Or, how Medicaid makes the mental health treatments it pays for worse at helping people...
I work as a project manager and biller for a BH agency in WA state. Here are some of my thoughts!
- Big general point: you are writing from the perspective of fee-for-service contracts, which are being phased out across the U.S. This is happening rather slowly, but it is happening. In 10 years, the transition to value-based contracts will likely (hopefully) be nearing completion. That doesn't mean "services" will be obsolete, just that they wont be the whole picture.
- At our clinic (in WA state), we have clinicians that do many different types of therapy and use a relatively small number of codes to represent these. They might do a variety of evidence-based practices within an individual therapy session, but the individual therapy session code is always either 90832, 90834, or 90837 depending on the time of the session. The different codes come in to play when the therapist is doing sessions with more than one person or non-therapeutic work (such as case-management). We have one clinician who is very adventurous with her therapy and may use meditation, EMDR, and some sort of life coaching in one session - all of this is billed under the same codes.

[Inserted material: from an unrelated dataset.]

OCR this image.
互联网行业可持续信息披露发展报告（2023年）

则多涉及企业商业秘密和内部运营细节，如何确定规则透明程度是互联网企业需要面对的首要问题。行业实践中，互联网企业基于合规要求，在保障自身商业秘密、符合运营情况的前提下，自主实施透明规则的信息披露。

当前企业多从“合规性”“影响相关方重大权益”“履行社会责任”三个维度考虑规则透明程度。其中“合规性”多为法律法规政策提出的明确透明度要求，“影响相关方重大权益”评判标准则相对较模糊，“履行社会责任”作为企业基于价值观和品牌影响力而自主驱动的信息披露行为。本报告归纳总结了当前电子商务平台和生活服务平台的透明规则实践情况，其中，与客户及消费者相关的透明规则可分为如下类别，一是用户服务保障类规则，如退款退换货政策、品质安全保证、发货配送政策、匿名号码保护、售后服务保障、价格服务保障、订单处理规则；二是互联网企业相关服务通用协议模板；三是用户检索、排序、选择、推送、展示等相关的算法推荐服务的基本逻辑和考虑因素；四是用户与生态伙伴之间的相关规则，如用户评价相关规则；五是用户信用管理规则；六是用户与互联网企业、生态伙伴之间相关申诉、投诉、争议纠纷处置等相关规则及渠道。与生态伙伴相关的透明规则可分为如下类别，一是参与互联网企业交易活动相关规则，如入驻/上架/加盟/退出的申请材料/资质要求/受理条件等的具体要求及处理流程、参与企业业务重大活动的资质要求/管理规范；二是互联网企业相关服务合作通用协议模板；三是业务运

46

- The points you made about EBPs and the difficulty of standardizing them based on the most important success factors makes sense to me, but that isn't connected to billing or reimbursement in my state, even under fee-for-service.
- Low reimbursement for the mental health field is a big problem here, leading to worse care.
This part is important and [becoming] inaccurate in my state: Quote from article: "So, back to your mythical mental health organization that wants to bill Medicaid for its new service. You can’t bill Medicaid for ‘our therapists are happy, motivated, well-paid, respond to clients in the moment without a script, and are in a position to build trusting relationships with their clients over time’. There’s a category error–this simply isn’t a ‘service’ and Medicaid only pays for ‘services’."
- With the new world of "Value-Based Payment", which is where Medicaid is moving, you are able to get paid for these sorts of factors (indirectly, of course). Some of the newest contracts I've seen have a base-rate that depends on fee-for-service and then adds bonuses based on other factors. This is still a "lower" model that incentivizes overutilization of services, which Medicaid is moving away from. In the future, there will probably be something like a (hopefully reasonable) minimum number of service hours needed to get paid to cover business expenses and then bonuses on top of that for business expansion.
- What are the bonuses based on? Examples: 1) penetration rate - if a client is diagnosed with a behavioral health problem, does that client engage in treatment. To increase this number, at least one of the factors is something like, to quote the article, "our therapists are happy, motivated, well-paid, respond to clients in the moment without a script, and are in a position to build trusting relationships with their clients over time". Mission, values, purpose - these are sensed by the client and are factors in engagement. What makes a client engage with services? The type of therapists you described would likely increase penetration rate. [note: adequate workforce is a necessary pre-requisite for penetration rates to improve and is a big problem, but that's for a different conversation...]
- Another example of a Medicaid bonus: 2) improved mental health assessment scores (PHQ-9, GAD-7, etc). To reliably increase or maintain these numbers to get a bonus, you need to actually be effective in treatment. This transcends the "services" orientation and focuses on actual mental health outcomes, regardless of the method. This frees up mental health agencies to try their own methods to see what works - again, in my state these codes don't differ based on modality.
You’re missing the perspective of therapies like Coherence Therapy and Internal Family Systems, which set up a series of steps that have the effect of causing transformational change, but allow a great deal of improvisation and flexibility in how each step is done.
Re the parable of Dr. X: getting amazing results initially, but failing to beat placebo later at scale.
(1) How many specific times has this sort of story happened? Once, twice? A dozen times? A hundred? Too many to count? It would be interesting if there was a meta study just examining this phenomenon alone.
(2) Does standardization always lead to effectiveness declines? This feels like its own kind of Replication Crisis, but turned on it heads. Instead of the issue being bad initial results, it’s bad replicators. How widely known is this problem within the field?
(3) Are there any notable exceptions, where a technique didn’t degenerate as it scaled? Or not as badly? Or perhaps even more surprisingly— it got even better results at scale? I’d want to know about any exceptions… what did they do differently?
Thanks. So much great insight in here.